Second, focus energy and resources on very specific places, people and behaviour. This is because criminal violence is often sticky. About 50% of homicidal violence in cites takes place in less than 2% of street addresses. Often just a small number of people are most at risk of perpetrating or being a victim of a crime in particular neighbourhoods. About 0.5% of the population is responsible for 75% of murders. If crime prevention in the city is the goal, open-ended community-based activities are the wrong way to go. Rather, coordinated activities emphasizing hot spot and problem-oriented policing must be highly targeted, diligently implemented and adequately resourced.
Third, we must explore careful experiments in decriminalizing and regulating drugs. A “drug free world” is a fiction. Regulation is not the same as legalization. There are a tremendous range of options residing between outright prohibition and legalization. City mayors are experimenting with decriminalization of use, harm reduction and prescription-based approaches, strict market regulation, loose regulation, and even commercial promotion. There are different ways to practically make drugs available in a controlled manner, including medical prescription, sales in pharmacies, licensed sales and licensed premises, personal cultivation and users cooperatives, and even unlicensed providers.
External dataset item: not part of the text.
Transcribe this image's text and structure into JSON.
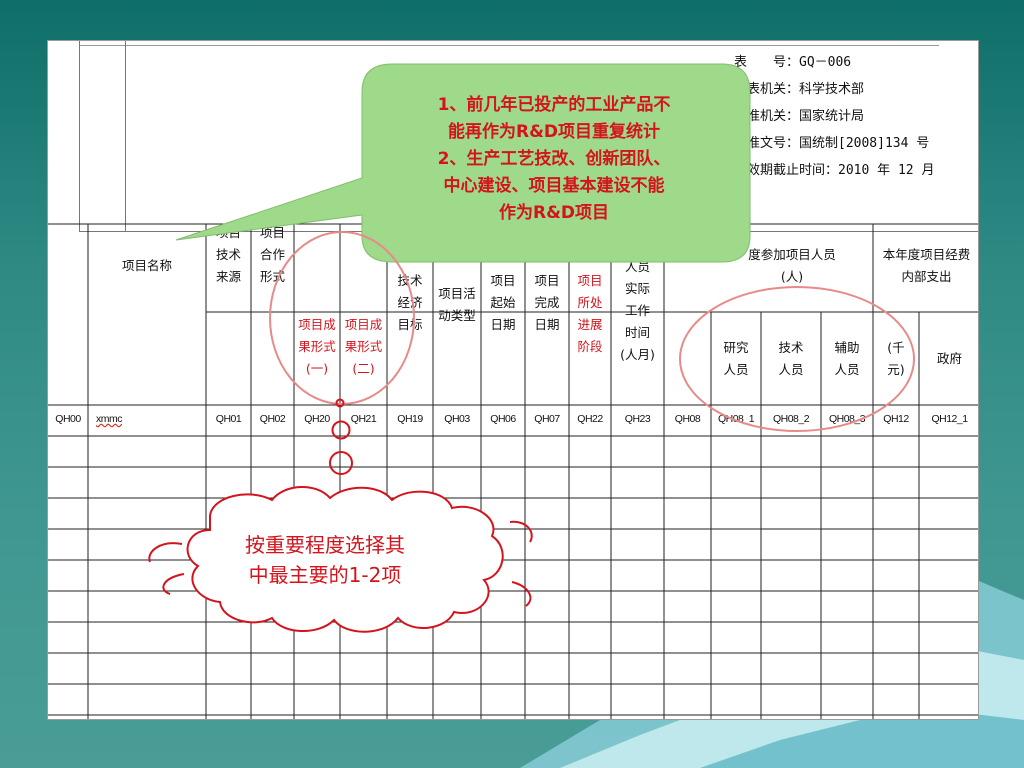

Fourth, take action to strengthen social cohesion and improve underlying social and economic conditions in specific marginal areas. While difficult, the fostering of strong bonds and a sense of mutual responsibility is a critical step in improving safety and security. This means real investments in improving tangible public goods and restoring the resilience of the state. Good examples of this include predictable public transit, improvements in housing and neighbourhood conditions rather than relocating populations, and even conditional cash transfers and support to single parents.
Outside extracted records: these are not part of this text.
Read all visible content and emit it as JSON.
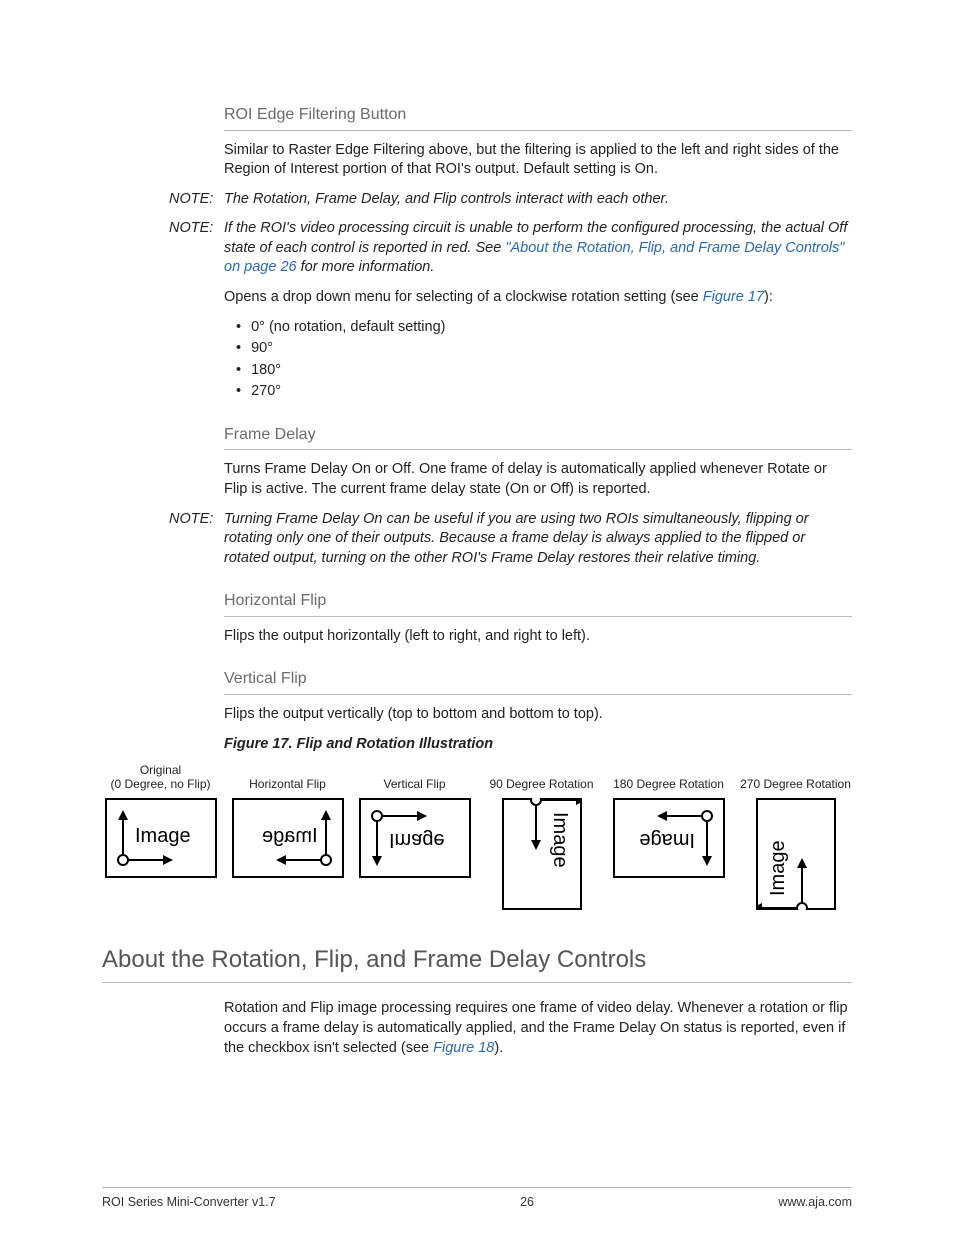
{
  "sections": {
    "roi_edge": {
      "title": "ROI Edge Filtering Button",
      "body": "Similar to Raster Edge Filtering above, but the filtering is applied to the left and right sides of the Region of Interest portion of that ROI's output. Default setting is On."
    },
    "note1": {
      "label": "NOTE:",
      "body": "The Rotation, Frame Delay, and Flip controls interact with each other."
    },
    "note2": {
      "label": "NOTE:",
      "body_a": "If the ROI's video processing circuit is unable to perform the configured processing, the actual Off state of each control is reported in red. See ",
      "link": "\"About the Rotation, Flip, and Frame Delay Controls\" on page 26",
      "body_b": " for more information."
    },
    "rotation": {
      "intro_a": "Opens a drop down menu for selecting of a clockwise rotation setting (see ",
      "intro_link": "Figure 17",
      "intro_b": "):",
      "items": [
        "0° (no rotation, default setting)",
        "90°",
        "180°",
        "270°"
      ]
    },
    "frame_delay": {
      "title": "Frame Delay",
      "body": "Turns Frame Delay On or Off. One frame of delay is automatically applied whenever Rotate or Flip is active. The current frame delay state (On or Off) is reported."
    },
    "note3": {
      "label": "NOTE:",
      "body": "Turning Frame Delay On can be useful if you are using two ROIs simultaneously, flipping or rotating only one of their outputs. Because a frame delay is always applied to the flipped or rotated output, turning on the other ROI's Frame Delay restores their relative timing."
    },
    "hflip": {
      "title": "Horizontal Flip",
      "body": "Flips the output horizontally (left to right, and right to left)."
    },
    "vflip": {
      "title": "Vertical Flip",
      "body": "Flips the output vertically (top to bottom and bottom to top)."
    },
    "figure": {
      "caption": "Figure 17.  Flip and Rotation Illustration",
      "labels": {
        "orig": "Original\n(0 Degree, no Flip)",
        "hflip": "Horizontal Flip",
        "vflip": "Vertical Flip",
        "r90": "90 Degree Rotation",
        "r180": "180 Degree Rotation",
        "r270": "270 Degree Rotation"
      },
      "word": "Image"
    },
    "about": {
      "title": "About the Rotation, Flip, and Frame Delay Controls",
      "body_a": "Rotation and Flip image processing requires one frame of video delay. Whenever a rotation or flip occurs a frame delay is automatically applied, and the Frame Delay On status is reported, even if the checkbox isn't selected (see ",
      "link": "Figure 18",
      "body_b": ")."
    }
  },
  "footer": {
    "left": "ROI Series Mini-Converter v1.7",
    "center": "26",
    "right": "www.aja.com"
  }
}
These four pathways are not theoretical constructs. They have been tested and applied with success in cities like Bogota, Ciudad Juarez, Medellin, Mexico D.F., Santiago de Chile, Sao Paulo and more. The key is that city governments, private sector actors and civil society groups make a plan and stick to it. A new study by the Igarapé Institute and the Inter-American Development Bank in cooperation with the World Economic Forum reviews 10 cases where highly targeted reforms generated important returns in public safety.
The good news is that enlightened mayors across Latin America are taking steps to build-in resilience and reduce fragility risks. Those that do will unlock the full potential of the urban revolution. Those that do not will fall behind.
The World Economic Forum on Latin America is taking place in Medellin, Colombia from 16 to 17 June.